Breast Cancer Suvivorship
With the growing number of breast cancer survivors in Colorado (estimated at 45,000), the quality of care provided in cancer survivorship has gained recognition as an important component of the cancer continuum (Gilbert, Miller, Hollenbeck, Montie & Wei, 2008). Five-year breast cancer survival in Colorado women is 89% for all stages combined, but even at 10 years, 76% of women are still alive. For women diagnosed at the earliest stages, survival increases to 96% at 5 years and 83% at 10 years (Colorado Cancer Registry, 2009).
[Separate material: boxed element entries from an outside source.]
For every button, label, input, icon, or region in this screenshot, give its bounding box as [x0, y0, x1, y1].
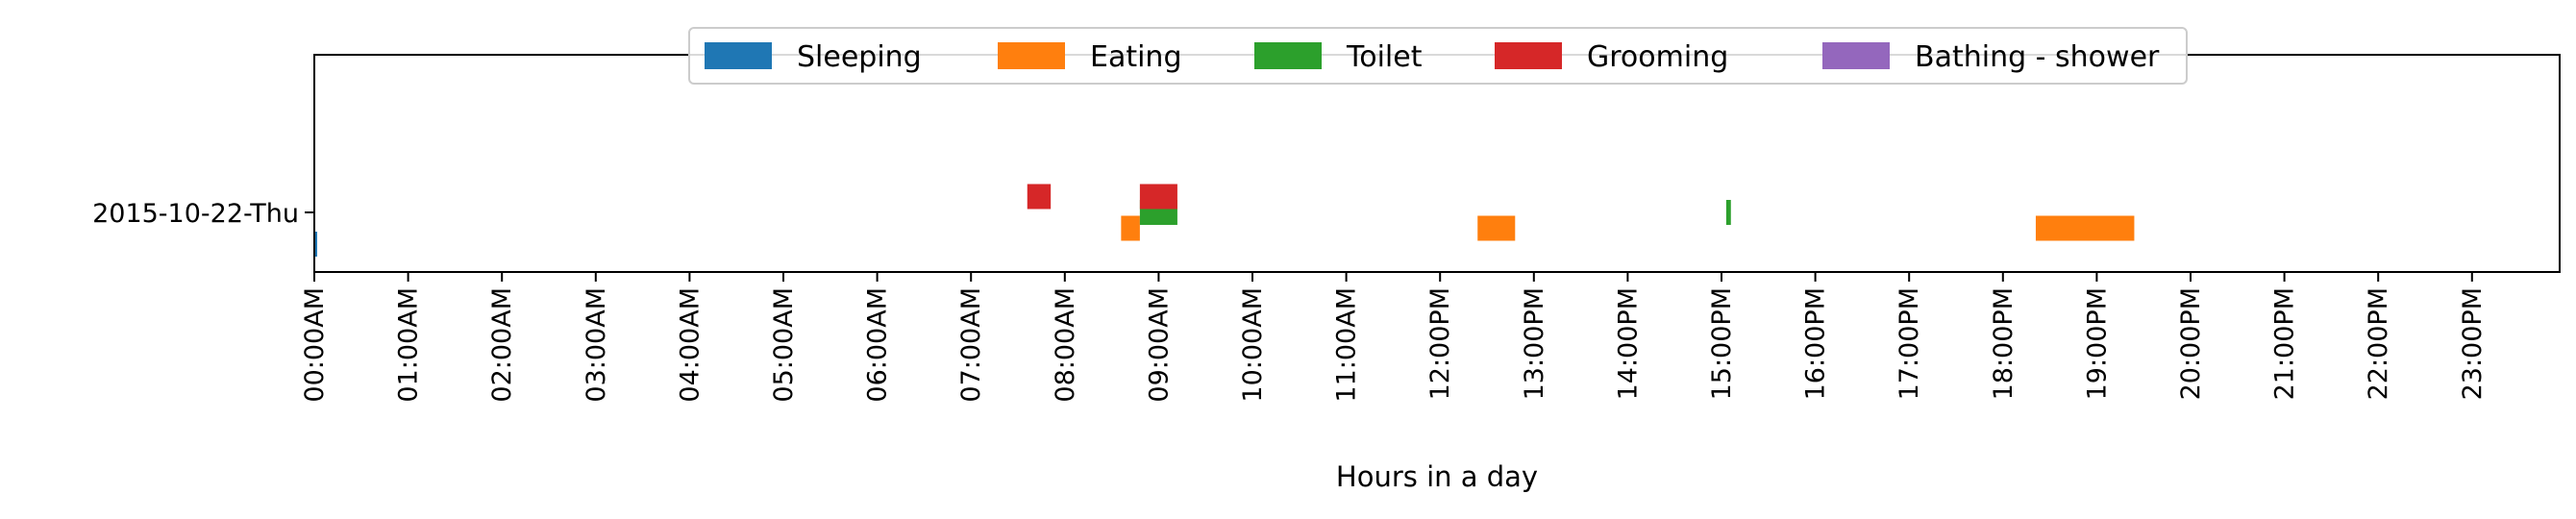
x-axis: 00:00AM 01:00AM 02:00AM 03:00AM 04:00AM 05:00…	[300, 272, 2488, 403]
x-tick-label: 16:00PM	[1801, 287, 1831, 400]
legend-label: Eating	[1090, 40, 1182, 74]
x-tick-label: 04:00AM	[675, 287, 705, 403]
x-axis-label: Hours in a day	[1336, 460, 1538, 493]
y-axis: 2015-10-22-Thu	[92, 199, 314, 229]
legend-label: Grooming	[1587, 40, 1728, 74]
x-tick-label: 17:00PM	[1895, 287, 1924, 400]
x-tick-label: 13:00PM	[1520, 287, 1549, 400]
legend-label: Toilet	[1346, 40, 1423, 74]
activity-bars	[314, 184, 2135, 257]
legend: Sleeping Eating Toilet Grooming Bathing - sh…	[688, 27, 2188, 85]
bar-grooming-1	[1139, 184, 1177, 210]
x-tick-label: 01:00AM	[394, 287, 424, 403]
legend-entry: Toilet	[1254, 40, 1423, 74]
x-tick-label: 15:00PM	[1707, 287, 1737, 400]
legend-swatch	[1495, 42, 1562, 69]
legend-swatch	[705, 42, 772, 69]
legend-entry: Bathing - shower	[1822, 40, 2160, 74]
x-tick-label: 03:00AM	[582, 287, 611, 403]
x-tick-label: 23:00PM	[2458, 287, 2488, 400]
x-tick-label: 00:00AM	[300, 287, 330, 403]
bar-sleeping-0	[314, 232, 317, 257]
x-tick-label: 02:00AM	[487, 287, 517, 403]
bar-eating-2	[2035, 215, 2135, 241]
legend-label: Sleeping	[797, 40, 922, 74]
bar-grooming-0	[1027, 184, 1052, 210]
x-tick-label: 06:00AM	[863, 287, 893, 403]
x-tick-label: 19:00PM	[2082, 287, 2112, 400]
x-tick-label: 22:00PM	[2364, 287, 2393, 400]
bar-toilet-1	[1725, 200, 1731, 225]
bar-eating-1	[1477, 215, 1516, 241]
x-tick-label: 12:00PM	[1425, 287, 1455, 400]
x-tick-label: 14:00PM	[1613, 287, 1643, 400]
legend-entry: Sleeping	[705, 40, 922, 74]
legend-swatch	[998, 42, 1065, 69]
legend-swatch	[1254, 42, 1322, 69]
x-tick-label: 05:00AM	[769, 287, 799, 403]
x-tick-label: 11:00AM	[1332, 287, 1362, 403]
x-tick-label: 08:00AM	[1051, 287, 1080, 403]
x-tick-label: 21:00PM	[2270, 287, 2300, 400]
x-tick-label: 07:00AM	[956, 287, 986, 403]
x-tick-label: 18:00PM	[1989, 287, 2019, 400]
x-tick-label: 20:00PM	[2176, 287, 2206, 400]
bar-eating-0	[1121, 215, 1140, 241]
legend-swatch	[1822, 42, 1890, 69]
legend-entry: Grooming	[1495, 40, 1728, 74]
y-tick-label: 2015-10-22-Thu	[92, 199, 299, 229]
x-tick-label: 09:00AM	[1144, 287, 1174, 403]
x-tick-label: 10:00AM	[1238, 287, 1268, 403]
legend-label: Bathing - shower	[1915, 40, 2160, 74]
legend-entry: Eating	[998, 40, 1182, 74]
legend-box	[688, 27, 2188, 85]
Many individuals diagnosed with breast cancer continue to face complicated care issues long after cancer treatment is complete (Miller, 2007). The current U.S. health care system is not routinely using or planning for coordinated follow-up care after cancer treatment is complete. The Institute of Medicine (IOM) recommends that every cancer survivor should have a "comprehensive care summary and follow-up plan" once their cancer treatment is completed (2005).
Social Determinants Associated with Cancer Survivorship Care Plans
Colorado breast cancer survival differences exist across racial/ethnic groups. For example, while 89% of Caucasian women survive five years, only 83% of Hispanic women and 81% of black women survive that interval. Even accounting for different stages of disease at diagnosis, Hispanic and black women have survival deficits. Whether early stage (localized) or later stage (regional), Hispanic survival is 3-10 percentage points worse than white survival and black survival is 5-9 percentage points worse (Cancer in Colorado 1997-2007, Colorado Central Cancer Registry).
These disparities may be explained to some extent by differences in breast cancer mortality rates. National data indicate that African American women have higher breast cancer mortality rates compared to white women (Jones et al., 2005). In Colorado, the mortality rates in 2007 were similar for African Americans and Caucasians. Mortality rates for African American women have decreased substantially since the late 1990s in Colorado when mortality rates were 60% higher than Caucasians. The 2007 mortality rate for breast cancer among African American women was 22 deaths per 100,000 population compared to 20 for white women, and 12 for Hispanic women. For 2002-2006, the rate was 12 for Asian women and 9 for American Indian women (Health Statistics Section, CDPHE).
Furthermore, uninsured, African American, Hispanic and low-income individuals are less likely to receive recommended cancer care and experience significant delays in completing cancer care. Several studies have identified patient, provider and health system barriers (Schwaderer et al., 2008; Wells et al., 2008) including high out-of-pocket payments, lack of health insurance, ignorance of available resources, and poor social support (Petereit et al., 2008; Schwaderer et al., 2008). There is also some evidence showing that physicians provide less informational support to minority women with breast cancer. These women have less access to cancer support groups and have the most difficulty understanding information related to their breast cancer diagnosis (Janz et al., 2008).